Ils disaient que je n’étais pas éduqué

Mes habits étaient sales et en loques

Maintenant, j’ai un peu d’instruction

Mais je serai un négro jusqu’au bout.

Big Bill Broonzy

Traduit de l’américain par Michel Boujut.

Témoins n°29, mars 1962.

Ce qui est honteux

Les travaux pénibles et mal payés ne sont pas honteux, mais les grosses prébendes obtenues sans peine le sont. Il n'est pas honteux de mendier ; il est honteux de profiter.

Lanza del Vasto, Principes et préceptes du retour à l'évidence, Denoël, 1945.

A moins d'être féroce

Je ne crois pas qu'on puisse devenir riche à moins d'être féroce, l'homme sensible n'amassera jamais. Pour s'enrichir, il faut avoir une seule idée, une pensée fixe, dure, immuable,le désir de faire un gros tas d'or; et pour arriver à grossir ce tas d'or, il faut être usurier, escroc, inexorable, extorqueur et meurtrier ! maltraiter surtout les faibles et les petits ! Et, quand cette montagne d'or est faite, on peut monter dessus, et du haut du sommet, le sourire à la bouche, contempler la vallée de misérables qu'on a faits.

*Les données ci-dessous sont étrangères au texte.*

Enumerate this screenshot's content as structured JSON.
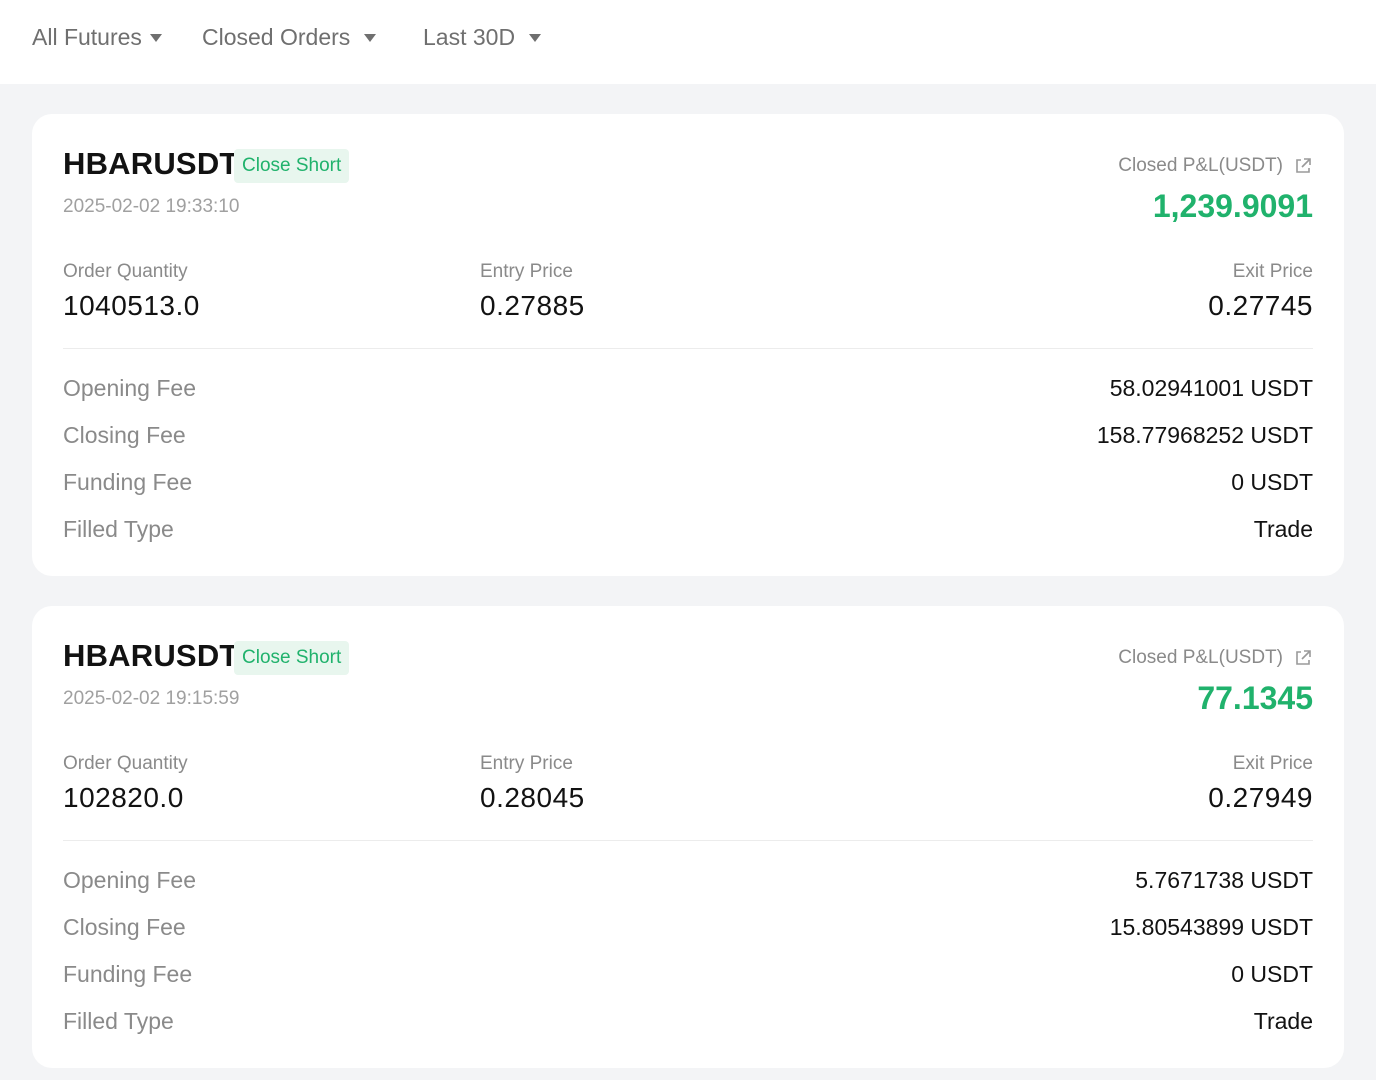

Petrus Borel, Notice sur Champavert, Marchand et voleur est synonyme, 1833.

Que deviendra le pays ?

Les avares ne croient point à une vie à venir, le présent est tout pour eux. cette réflexion jette une horrible clarté sur l'époque actuelle, où, plus qu'en aucun autre temps, l'argent domine les lois, la politique et les mœurs. Institutions, livres, hommes et doctrines, tout conspire à miner la croyance d'une vie future sur laquelle l'édifice social est appuyé depuis dix-huit cents ans. Maintenant le cercueil est une transition peu redoutée. L'avenir, qui nous attendait par delà le Requiem, a été transposé dans le présent. Arriver per fes et nefas au paradis terrestre du luxe et des jouissances vaniteuses, pétrifier son coeur et se macérer le corps en vue de possessions passagères, comme on souffrait jadis le martyre de la vie en vue de biens éternels, est la pensée générale ! pensée d'ailleurs partout, jusque dans les lois, qui demandent au législateur: Que payes-tu? au lieu de dire: Que penses-tu ? Quand cette doctrine aura passé de la bourgeoisie au peuple, que deviendra le pays ?

Honoré de Balzac, Eugénie Grandet, 1834.

Un sorte d'administration

L'activité politicienne en laquelle s'épuisent les intelligences et les volontés a fait oublier les exigences et la nature de l'activité et de la décision politiques. Chacun est frappé de l'absence de grand dessein, de la faiblesse des conceptions et des réalisations, de l'incertitude des choix, en face des bouleversements des structures économique, sociale et nationale. L'adultération des idées et l'affaiblissement des volontés sont tels que l'on étonne aujourd'hui un bon nombre de citoyens des vielles démocraties en leur rappelant que la politique est le grand art de la fondation, du maintien et de l'accomplissement de la Cité. Sous les injures du temps et par l'oubli des hommes, elle s'est muée en une sorte d'administration.

François Perroux, La représentation comme fiction, Esprit, mars 1939.